Os primeiros 100 dias de governo passaram como se não tivessem sido. Ou pior, passaram só para nos dar certeza de que estamos diante de um governo extremamente avesso aos valores democráticos, às universidades e aos trabalhadores como um todo.Nesses 100 dias, nenhuma palavra sobre as condições de vida dos trabalhadores, nenhuma sinalização de diálogo com os servidores públicos e muitas, muitas garantias ao mercado financeiro e um festival de subserviência ao império americano.
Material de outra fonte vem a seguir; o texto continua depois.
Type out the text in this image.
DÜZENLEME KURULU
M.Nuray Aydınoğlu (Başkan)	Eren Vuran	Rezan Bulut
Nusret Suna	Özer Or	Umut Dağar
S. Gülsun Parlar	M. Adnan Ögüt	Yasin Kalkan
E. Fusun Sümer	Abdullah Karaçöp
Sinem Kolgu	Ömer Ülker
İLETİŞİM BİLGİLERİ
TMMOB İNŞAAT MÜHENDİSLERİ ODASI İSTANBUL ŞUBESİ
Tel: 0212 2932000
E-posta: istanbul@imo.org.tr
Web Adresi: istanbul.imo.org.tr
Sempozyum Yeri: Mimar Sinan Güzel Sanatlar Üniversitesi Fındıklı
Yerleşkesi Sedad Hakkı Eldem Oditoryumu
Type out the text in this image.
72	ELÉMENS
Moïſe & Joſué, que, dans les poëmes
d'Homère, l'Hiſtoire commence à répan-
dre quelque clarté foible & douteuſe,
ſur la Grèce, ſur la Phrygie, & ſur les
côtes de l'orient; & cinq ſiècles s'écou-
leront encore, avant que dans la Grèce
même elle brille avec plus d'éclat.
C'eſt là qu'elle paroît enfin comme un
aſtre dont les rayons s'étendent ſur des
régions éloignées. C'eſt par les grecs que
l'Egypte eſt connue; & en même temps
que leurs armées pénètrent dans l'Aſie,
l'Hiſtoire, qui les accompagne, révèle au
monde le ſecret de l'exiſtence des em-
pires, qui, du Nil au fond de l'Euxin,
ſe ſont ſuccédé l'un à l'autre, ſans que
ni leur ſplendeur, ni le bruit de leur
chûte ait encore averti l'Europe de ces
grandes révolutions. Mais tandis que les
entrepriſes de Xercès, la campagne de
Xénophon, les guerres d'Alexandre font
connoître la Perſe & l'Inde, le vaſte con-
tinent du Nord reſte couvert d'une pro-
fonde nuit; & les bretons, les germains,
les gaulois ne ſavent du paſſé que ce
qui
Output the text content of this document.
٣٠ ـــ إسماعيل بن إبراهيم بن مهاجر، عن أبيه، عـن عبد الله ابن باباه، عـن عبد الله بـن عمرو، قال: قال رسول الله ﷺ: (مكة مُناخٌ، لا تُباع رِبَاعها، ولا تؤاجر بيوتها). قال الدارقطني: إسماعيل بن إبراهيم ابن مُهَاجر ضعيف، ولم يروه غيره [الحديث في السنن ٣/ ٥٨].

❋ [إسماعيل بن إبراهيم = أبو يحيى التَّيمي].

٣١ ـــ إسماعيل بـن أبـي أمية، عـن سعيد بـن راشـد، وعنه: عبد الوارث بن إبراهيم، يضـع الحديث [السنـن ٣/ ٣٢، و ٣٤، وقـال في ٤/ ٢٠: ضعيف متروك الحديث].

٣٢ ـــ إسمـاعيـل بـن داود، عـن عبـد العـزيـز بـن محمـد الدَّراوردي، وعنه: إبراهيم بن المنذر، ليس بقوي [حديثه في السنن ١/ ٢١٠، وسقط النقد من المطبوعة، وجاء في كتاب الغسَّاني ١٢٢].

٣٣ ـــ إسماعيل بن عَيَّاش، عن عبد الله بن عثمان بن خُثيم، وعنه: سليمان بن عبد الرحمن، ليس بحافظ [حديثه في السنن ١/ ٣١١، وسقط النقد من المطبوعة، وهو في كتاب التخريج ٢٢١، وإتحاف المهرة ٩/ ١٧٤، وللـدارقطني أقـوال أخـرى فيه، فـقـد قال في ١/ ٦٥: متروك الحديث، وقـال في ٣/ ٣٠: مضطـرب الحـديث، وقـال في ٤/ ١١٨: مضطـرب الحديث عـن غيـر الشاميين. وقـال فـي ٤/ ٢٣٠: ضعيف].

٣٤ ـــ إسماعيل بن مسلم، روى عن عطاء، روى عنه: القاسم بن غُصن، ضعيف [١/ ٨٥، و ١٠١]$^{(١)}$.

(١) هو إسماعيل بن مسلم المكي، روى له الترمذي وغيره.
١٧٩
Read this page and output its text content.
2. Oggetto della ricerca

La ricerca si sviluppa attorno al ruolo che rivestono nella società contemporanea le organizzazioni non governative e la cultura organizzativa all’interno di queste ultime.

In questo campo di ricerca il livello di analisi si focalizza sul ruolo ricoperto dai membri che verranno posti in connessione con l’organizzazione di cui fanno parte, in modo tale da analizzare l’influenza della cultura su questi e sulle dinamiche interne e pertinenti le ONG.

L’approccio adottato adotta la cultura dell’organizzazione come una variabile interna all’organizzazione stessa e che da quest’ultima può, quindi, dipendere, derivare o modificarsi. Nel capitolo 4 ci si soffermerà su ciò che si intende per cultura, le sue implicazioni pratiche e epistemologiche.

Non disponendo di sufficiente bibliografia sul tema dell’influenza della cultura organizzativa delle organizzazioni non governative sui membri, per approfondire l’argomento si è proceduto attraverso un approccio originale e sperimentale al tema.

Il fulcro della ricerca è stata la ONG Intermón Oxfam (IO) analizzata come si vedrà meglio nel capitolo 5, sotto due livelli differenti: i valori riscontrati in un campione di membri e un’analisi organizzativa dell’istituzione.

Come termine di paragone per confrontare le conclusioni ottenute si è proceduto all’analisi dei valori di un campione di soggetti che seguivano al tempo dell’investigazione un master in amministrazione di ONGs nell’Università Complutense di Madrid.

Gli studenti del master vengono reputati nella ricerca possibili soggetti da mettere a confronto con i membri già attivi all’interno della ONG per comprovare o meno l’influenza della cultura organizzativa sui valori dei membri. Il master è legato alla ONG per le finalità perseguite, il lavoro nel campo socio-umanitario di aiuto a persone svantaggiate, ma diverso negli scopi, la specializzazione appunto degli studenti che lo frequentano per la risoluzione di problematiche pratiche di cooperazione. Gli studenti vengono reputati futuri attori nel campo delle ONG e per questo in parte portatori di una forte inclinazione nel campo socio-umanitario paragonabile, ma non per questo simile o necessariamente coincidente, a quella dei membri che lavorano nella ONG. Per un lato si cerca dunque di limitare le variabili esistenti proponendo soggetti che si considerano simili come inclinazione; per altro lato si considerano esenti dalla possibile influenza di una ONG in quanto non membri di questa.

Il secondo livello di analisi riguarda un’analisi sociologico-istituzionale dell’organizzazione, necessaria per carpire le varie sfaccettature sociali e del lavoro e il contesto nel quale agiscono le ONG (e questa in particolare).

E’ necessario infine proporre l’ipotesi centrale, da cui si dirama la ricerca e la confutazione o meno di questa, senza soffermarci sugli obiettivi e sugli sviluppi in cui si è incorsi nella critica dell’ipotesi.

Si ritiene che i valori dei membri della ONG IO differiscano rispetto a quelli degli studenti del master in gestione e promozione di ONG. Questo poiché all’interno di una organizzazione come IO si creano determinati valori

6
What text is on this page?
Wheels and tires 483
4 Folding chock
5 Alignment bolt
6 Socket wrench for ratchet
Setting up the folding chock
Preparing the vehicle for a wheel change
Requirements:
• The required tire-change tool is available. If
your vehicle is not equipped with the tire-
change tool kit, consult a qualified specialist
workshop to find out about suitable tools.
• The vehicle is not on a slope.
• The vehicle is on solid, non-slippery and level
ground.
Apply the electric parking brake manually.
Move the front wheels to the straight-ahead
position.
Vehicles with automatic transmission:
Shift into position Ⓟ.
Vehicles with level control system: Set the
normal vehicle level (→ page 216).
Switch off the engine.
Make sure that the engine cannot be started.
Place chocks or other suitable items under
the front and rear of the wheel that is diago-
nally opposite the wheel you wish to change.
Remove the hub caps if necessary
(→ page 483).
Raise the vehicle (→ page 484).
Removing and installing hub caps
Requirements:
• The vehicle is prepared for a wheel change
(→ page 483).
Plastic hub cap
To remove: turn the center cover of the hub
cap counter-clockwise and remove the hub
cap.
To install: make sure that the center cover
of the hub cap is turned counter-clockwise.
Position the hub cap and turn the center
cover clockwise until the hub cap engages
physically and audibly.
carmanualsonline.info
Foram 100 dias de uma tentativa grosseira de revisionismo histórico, negando a ditadura militar e o golpe de 1964, alegações de que o nazismo é de esquerda e outras mais, que justificam o desprezo que este governo devota às universidades, a pesquisa e à pluralidade de pensamento. Foram pouco mais de 03 meses em que vimos o feminicídio, já em índices alarmantes, entrar em uma curva ascendente, vimos jovens perpetrarem um massacre em uma escola, e o exército executar com 80 tiros um músico negro, dentro de seu carro com a família, duas crianças inclusas.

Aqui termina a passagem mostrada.